Standard guides. Programmers follow the CDISC SDTM Implementation Guide (SDTMIG) so that variables, controlled terminology, and dataset structures align with FDA and PMDA expectations published in the Study Data Technical Conformance Guide.
Key SDTM domain classes. SDTM organizes data into three observation classes: Interventions (e.g., Concomitant Medications, Exposure), Events (e.g., Adverse Events, Medical History), and Findings (e.g., Laboratory Tests, ECG, Questionnaires). Special-purpose domains such as DM, CO, and SE complete the model.

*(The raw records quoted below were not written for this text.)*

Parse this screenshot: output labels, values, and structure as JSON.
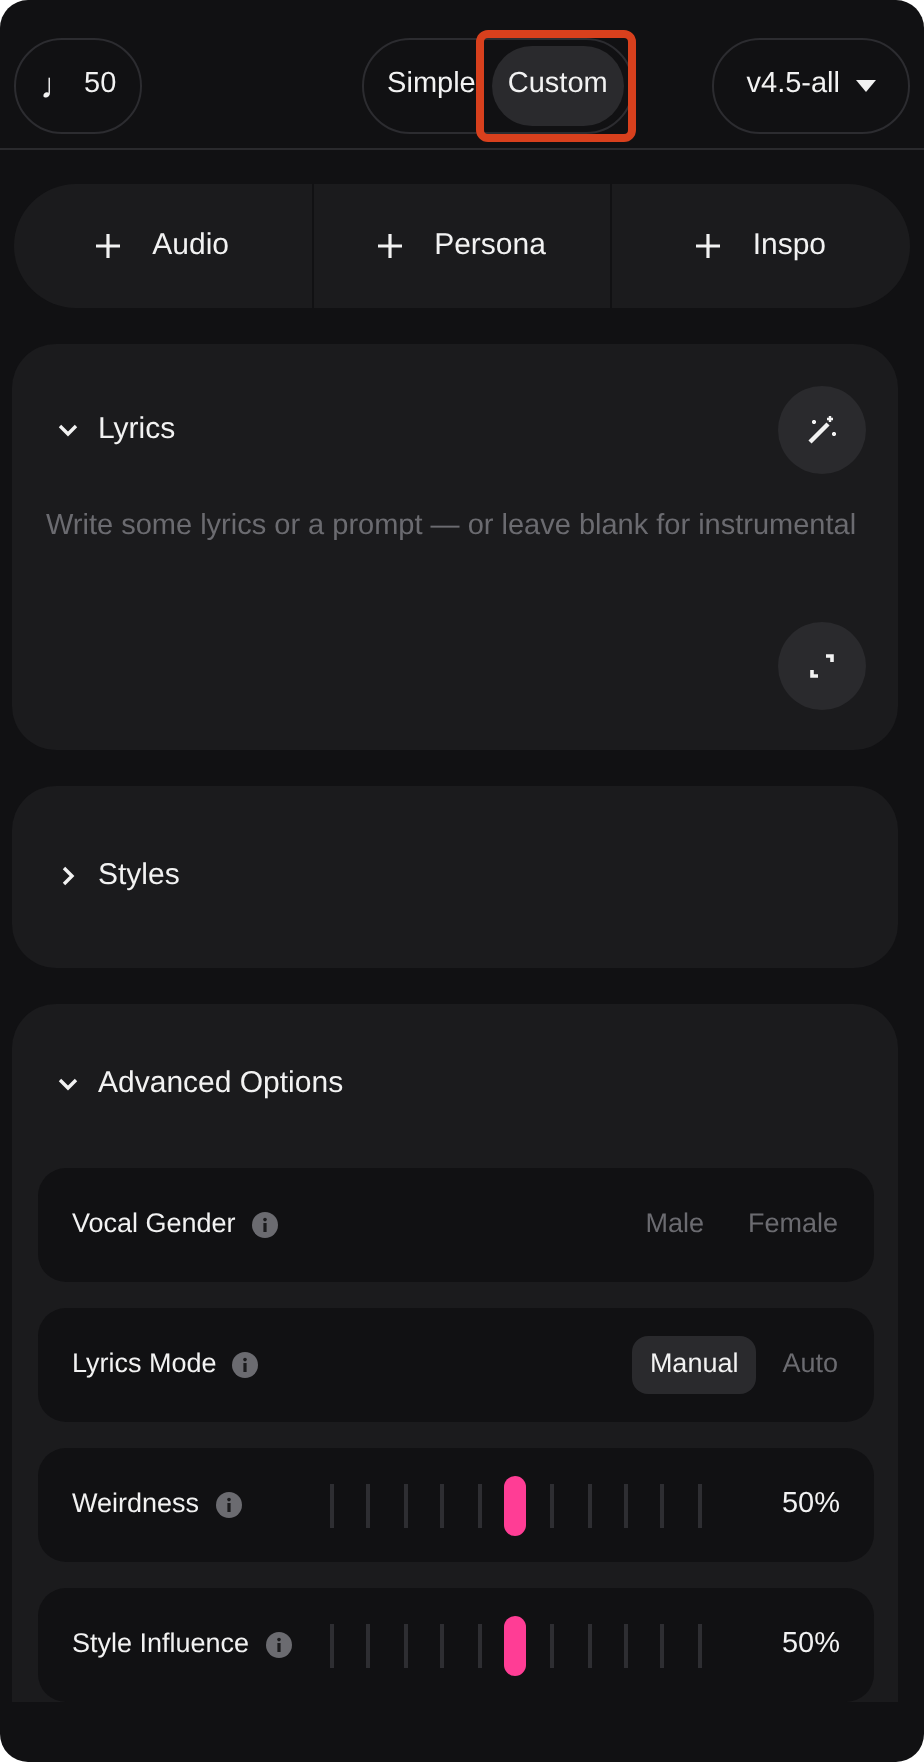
{
  "top_bar": {
    "credits": {
      "icon": "♩",
      "count": "50"
    },
    "mode_tabs": [
      {
        "label": "Simple",
        "selected": false
      },
      {
        "label": "Custom",
        "selected": true,
        "highlighted": true
      }
    ],
    "model": {
      "label": "v4.5-all"
    }
  },
  "add_buttons": [
    {
      "label": "Audio"
    },
    {
      "label": "Persona"
    },
    {
      "label": "Inspo"
    }
  ],
  "sections": [
    {
      "kind": "lyrics",
      "title": "Lyrics",
      "expanded": true,
      "placeholder": "Write some lyrics or a prompt — or leave blank for instrumental"
    },
    {
      "kind": "styles",
      "title": "Styles",
      "expanded": false
    },
    {
      "kind": "advanced",
      "title": "Advanced Options",
      "expanded": true,
      "options": [
        {
          "kind": "choice",
          "label": "Vocal Gender",
          "choices": [
            {
              "label": "Male",
              "selected": false
            },
            {
              "label": "Female",
              "selected": false
            }
          ]
        },
        {
          "kind": "choice",
          "label": "Lyrics Mode",
          "choices": [
            {
              "label": "Manual",
              "selected": true
            },
            {
              "label": "Auto",
              "selected": false
            }
          ]
        },
        {
          "kind": "slider",
          "label": "Weirdness",
          "level": 0.5,
          "reading": "50%"
        },
        {
          "kind": "slider",
          "label": "Style Influence",
          "level": 0.5,
          "reading": "50%"
        }
      ]
    }
  ]
}
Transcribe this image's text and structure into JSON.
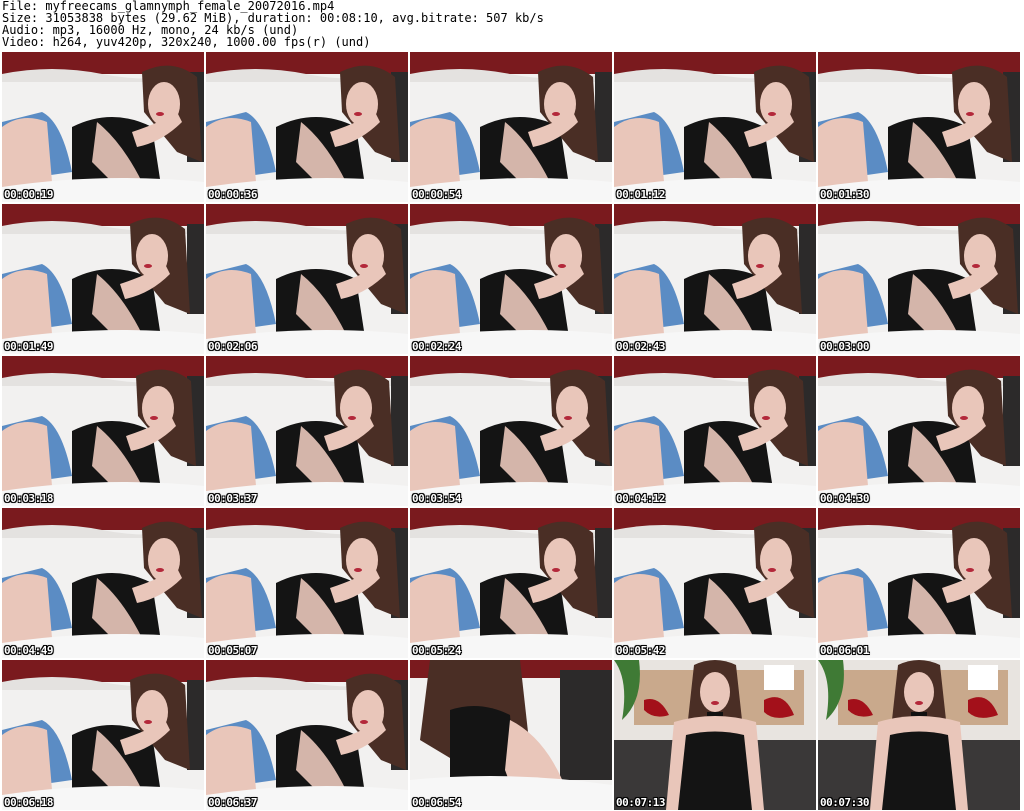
{
  "header": {
    "file": "File: myfreecams_glamnymph_female_20072016.mp4",
    "size": "Size: 31053838 bytes (29.62 MiB), duration: 00:08:10, avg.bitrate: 507 kb/s",
    "audio": "Audio: mp3, 16000 Hz, mono, 24 kb/s (und)",
    "video": "Video: h264, yuv420p, 320x240, 1000.00 fps(r) (und)"
  },
  "colors": {
    "wall_red": "#7a1a1e",
    "couch_white": "#f2f1f0",
    "skin": "#e9c6ba",
    "hair": "#4a2e25",
    "top_black": "#141414",
    "shorts_blue": "#5b8cc4",
    "bedding": "#f7f7f7"
  },
  "thumbnails": [
    {
      "time": "00:00:19",
      "scene": "couch"
    },
    {
      "time": "00:00:36",
      "scene": "couch"
    },
    {
      "time": "00:00:54",
      "scene": "couch"
    },
    {
      "time": "00:01:12",
      "scene": "couch"
    },
    {
      "time": "00:01:30",
      "scene": "couch"
    },
    {
      "time": "00:01:49",
      "scene": "couch"
    },
    {
      "time": "00:02:06",
      "scene": "couch"
    },
    {
      "time": "00:02:24",
      "scene": "couch"
    },
    {
      "time": "00:02:43",
      "scene": "couch"
    },
    {
      "time": "00:03:00",
      "scene": "couch"
    },
    {
      "time": "00:03:18",
      "scene": "couch"
    },
    {
      "time": "00:03:37",
      "scene": "couch"
    },
    {
      "time": "00:03:54",
      "scene": "couch"
    },
    {
      "time": "00:04:12",
      "scene": "couch"
    },
    {
      "time": "00:04:30",
      "scene": "couch"
    },
    {
      "time": "00:04:49",
      "scene": "couch"
    },
    {
      "time": "00:05:07",
      "scene": "couch"
    },
    {
      "time": "00:05:24",
      "scene": "couch"
    },
    {
      "time": "00:05:42",
      "scene": "couch"
    },
    {
      "time": "00:06:01",
      "scene": "couch"
    },
    {
      "time": "00:06:18",
      "scene": "couch"
    },
    {
      "time": "00:06:37",
      "scene": "couch"
    },
    {
      "time": "00:06:54",
      "scene": "closeup"
    },
    {
      "time": "00:07:13",
      "scene": "standing"
    },
    {
      "time": "00:07:30",
      "scene": "standing"
    }
  ]
}
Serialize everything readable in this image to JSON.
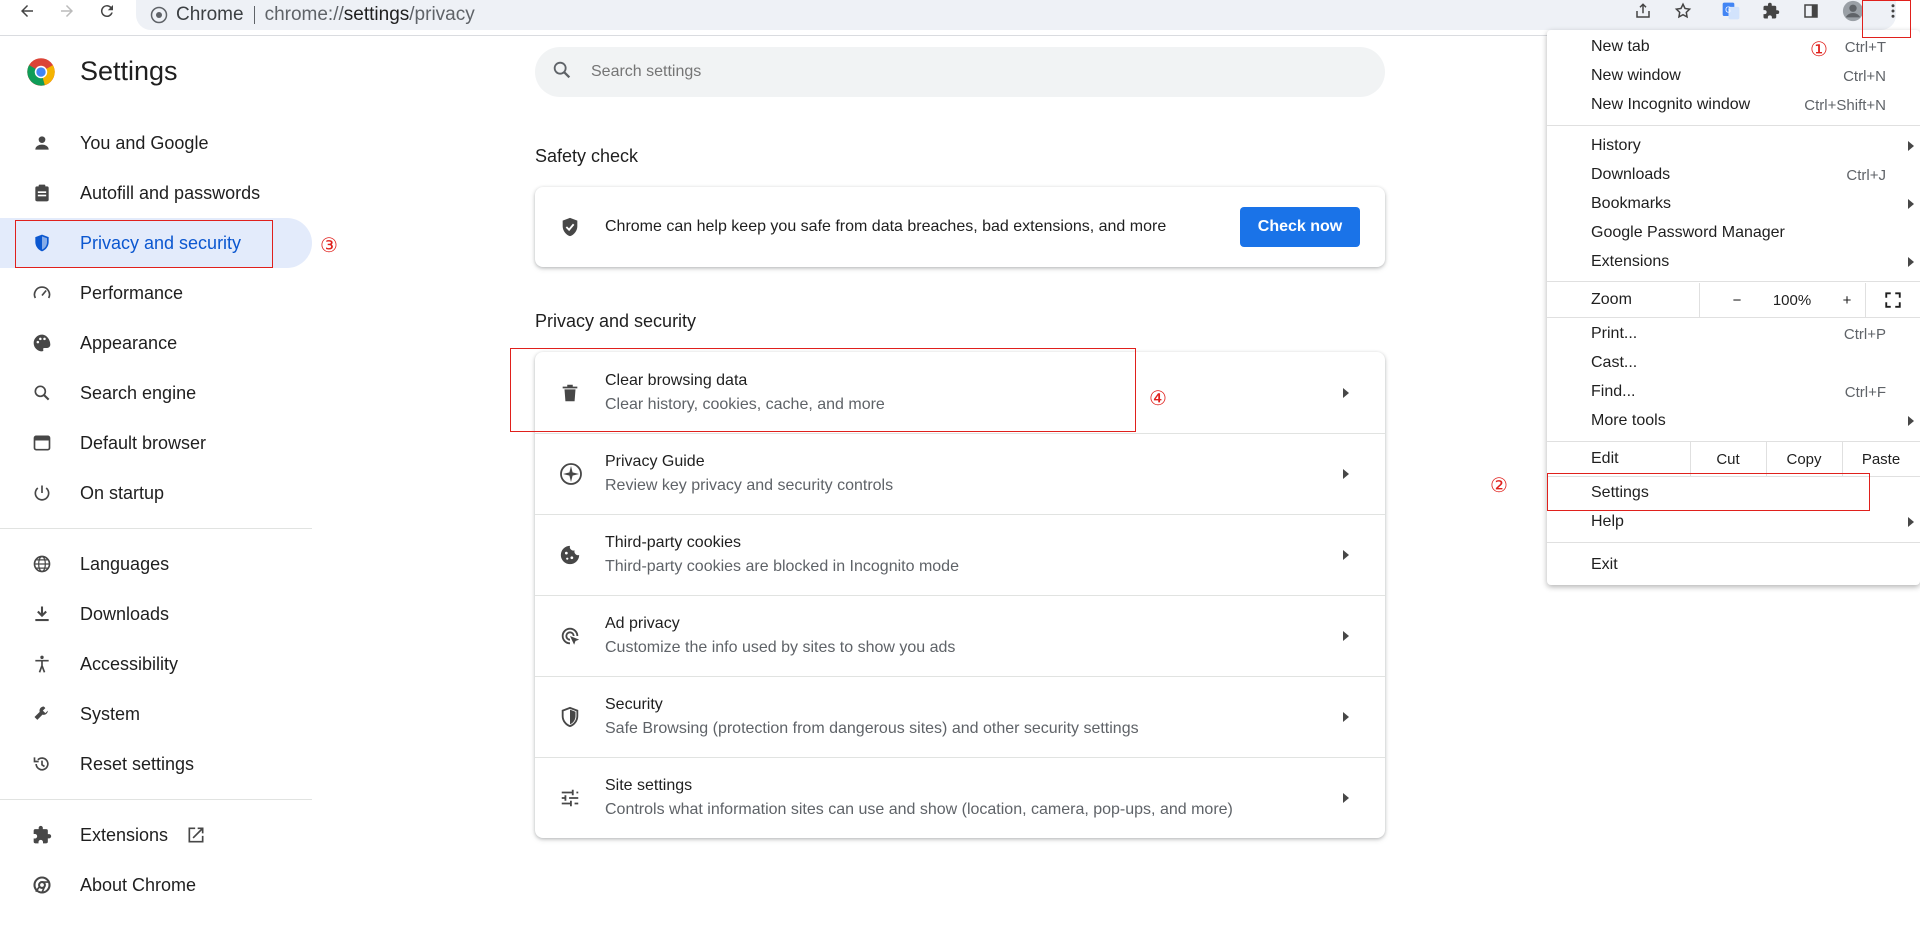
{
  "browser": {
    "site_label": "Chrome",
    "url_prefix": "chrome://",
    "url_host": "settings",
    "url_path": "/privacy"
  },
  "settings": {
    "title": "Settings",
    "search_placeholder": "Search settings",
    "nav": [
      {
        "label": "You and Google",
        "icon": "person-icon"
      },
      {
        "label": "Autofill and passwords",
        "icon": "clipboard-icon"
      },
      {
        "label": "Privacy and security",
        "icon": "shield-icon",
        "active": true
      },
      {
        "label": "Performance",
        "icon": "speedometer-icon"
      },
      {
        "label": "Appearance",
        "icon": "palette-icon"
      },
      {
        "label": "Search engine",
        "icon": "search-icon"
      },
      {
        "label": "Default browser",
        "icon": "browser-window-icon"
      },
      {
        "label": "On startup",
        "icon": "power-icon"
      },
      {
        "label": "Languages",
        "icon": "globe-icon"
      },
      {
        "label": "Downloads",
        "icon": "download-icon"
      },
      {
        "label": "Accessibility",
        "icon": "accessibility-icon"
      },
      {
        "label": "System",
        "icon": "wrench-icon"
      },
      {
        "label": "Reset settings",
        "icon": "history-icon"
      },
      {
        "label": "Extensions",
        "icon": "puzzle-icon"
      },
      {
        "label": "About Chrome",
        "icon": "chrome-icon"
      }
    ]
  },
  "safety_check": {
    "section_title": "Safety check",
    "text": "Chrome can help keep you safe from data breaches, bad extensions, and more",
    "button": "Check now"
  },
  "privacy": {
    "section_title": "Privacy and security",
    "rows": [
      {
        "title": "Clear browsing data",
        "subtitle": "Clear history, cookies, cache, and more",
        "icon": "trash-icon"
      },
      {
        "title": "Privacy Guide",
        "subtitle": "Review key privacy and security controls",
        "icon": "compass-icon"
      },
      {
        "title": "Third-party cookies",
        "subtitle": "Third-party cookies are blocked in Incognito mode",
        "icon": "cookie-icon"
      },
      {
        "title": "Ad privacy",
        "subtitle": "Customize the info used by sites to show you ads",
        "icon": "ad-target-icon"
      },
      {
        "title": "Security",
        "subtitle": "Safe Browsing (protection from dangerous sites) and other security settings",
        "icon": "shield-icon"
      },
      {
        "title": "Site settings",
        "subtitle": "Controls what information sites can use and show (location, camera, pop-ups, and more)",
        "icon": "sliders-icon"
      }
    ]
  },
  "menu": {
    "new_tab": "New tab",
    "new_tab_sc": "Ctrl+T",
    "new_window": "New window",
    "new_window_sc": "Ctrl+N",
    "incognito": "New Incognito window",
    "incognito_sc": "Ctrl+Shift+N",
    "history": "History",
    "downloads": "Downloads",
    "downloads_sc": "Ctrl+J",
    "bookmarks": "Bookmarks",
    "password_manager": "Google Password Manager",
    "extensions": "Extensions",
    "zoom": "Zoom",
    "zoom_minus": "−",
    "zoom_value": "100%",
    "zoom_plus": "+",
    "print": "Print...",
    "print_sc": "Ctrl+P",
    "cast": "Cast...",
    "find": "Find...",
    "find_sc": "Ctrl+F",
    "more_tools": "More tools",
    "edit": "Edit",
    "cut": "Cut",
    "copy": "Copy",
    "paste": "Paste",
    "settings": "Settings",
    "help": "Help",
    "exit": "Exit"
  },
  "annotations": {
    "a1": "①",
    "a2": "②",
    "a3": "③",
    "a4": "④",
    "color": "#e0201c"
  }
}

The ADaM Generation Process
ADaM takes the standardized SDTM data and organizes it specifically for statistical analysis, allowing reviewers to replicate the results.
Subject-Level Analysis Dataset (ADSL). Every study begins with ADSL, which contains exactly one record per subject and houses baseline characteristics, treatment assignments, and analysis population flags.
Basic Data Structure (BDS). BDS datasets, such as ADLB for laboratory data and ADVS for vital signs, hold parameter and analysis values in a long, one-record-per-observation format that supports flexible statistical reporting.
Occurrence Data Structure (OCCDS). Datasets like ADAE (Adverse Events) follow the OCCDS structure, optimized for incidence and frequency analyses.
Implementation standard. Programmers rely on the CDISC ADaM Implementation Guide to ensure derivations — change from baseline, treatment-emergent flags, study day calculations, analysis populations — are traceable, consistent, and reproducible by regulatory reviewers.